If the homeowner’s efforts to work with the builder to resolve the issue(s) are unsuccessful, and he or she feels justified in pursuing legal action, then by all means, homeowners should do what they feel is necessary to protect their interests.
But I encourage homeowners to always give the builder the opportunity to address any construction concerns before pursuing legal action, while being mindful not to let any statues of limitations pass that might impact their ability to pursue legal recourse in the future.
Additionally, I encourage homeowners to do their due diligence and make sure they understand the potential results of entering into a construction-defect lawsuit.

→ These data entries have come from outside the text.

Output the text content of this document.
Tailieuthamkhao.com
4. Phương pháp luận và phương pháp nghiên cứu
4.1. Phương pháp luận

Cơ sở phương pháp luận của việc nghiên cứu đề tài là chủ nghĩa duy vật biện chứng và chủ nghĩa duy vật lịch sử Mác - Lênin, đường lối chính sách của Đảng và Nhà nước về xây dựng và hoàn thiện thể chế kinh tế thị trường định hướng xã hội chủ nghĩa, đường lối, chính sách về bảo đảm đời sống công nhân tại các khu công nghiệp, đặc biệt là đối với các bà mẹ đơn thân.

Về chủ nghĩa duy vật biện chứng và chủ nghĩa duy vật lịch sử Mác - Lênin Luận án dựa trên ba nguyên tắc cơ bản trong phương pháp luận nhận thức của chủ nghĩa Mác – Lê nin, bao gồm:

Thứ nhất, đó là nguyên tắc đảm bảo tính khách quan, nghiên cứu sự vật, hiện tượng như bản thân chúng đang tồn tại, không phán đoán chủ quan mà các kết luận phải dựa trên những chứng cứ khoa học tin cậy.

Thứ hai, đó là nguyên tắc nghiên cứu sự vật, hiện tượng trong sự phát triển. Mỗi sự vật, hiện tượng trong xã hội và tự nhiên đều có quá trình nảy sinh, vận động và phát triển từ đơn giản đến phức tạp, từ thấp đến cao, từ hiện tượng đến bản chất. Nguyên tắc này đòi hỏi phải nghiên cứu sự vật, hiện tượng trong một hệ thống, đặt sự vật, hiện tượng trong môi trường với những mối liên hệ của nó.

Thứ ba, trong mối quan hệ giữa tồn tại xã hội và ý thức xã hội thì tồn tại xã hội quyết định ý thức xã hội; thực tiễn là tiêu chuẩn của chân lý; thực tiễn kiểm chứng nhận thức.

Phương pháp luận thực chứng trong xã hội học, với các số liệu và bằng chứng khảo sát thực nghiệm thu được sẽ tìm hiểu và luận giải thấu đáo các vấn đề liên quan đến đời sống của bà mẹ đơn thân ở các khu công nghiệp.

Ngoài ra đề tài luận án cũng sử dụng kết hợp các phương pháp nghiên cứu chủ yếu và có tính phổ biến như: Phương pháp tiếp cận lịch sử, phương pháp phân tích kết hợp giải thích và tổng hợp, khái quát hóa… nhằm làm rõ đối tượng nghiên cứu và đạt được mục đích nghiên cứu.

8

For instance, many homeowners are not aware that entering into a construction lawsuit will most likely void any existing builder warranties on the home.
Additionally, construction-defect lawsuits are recorded against the property and a matter of public record. It may also be required that owners disclose the lawsuit to future potential buyers, making the property difficult to sell, or creating issues for homeowners trying to refinance.
I have also found that often times the settlement amount is far less than the estimated amount first proposed by attorneys, and sometimes, not enough to cover repairs. You can begin to see why many of these class-action lawsuits end badly for homeowners.
As it relates to your specific situation, I am unclear why you would personally be receiving this type of letter. Because you are an owner in a condominium community, the association, not you personally, owns the building.
As such, the association would have to be the party to initiate and pursue a construction-defect lawsuit. It sounds like the letter is nothing more than a marketing mass-mailer by a law firm trying to drum up business.
If you discover what you feel may be construction-related deficiencies, contact your association and ask them to have the building inspected.
The association should then consult with the builder and whatever other independent experts they feel necessary to determine whether there is actually a problem.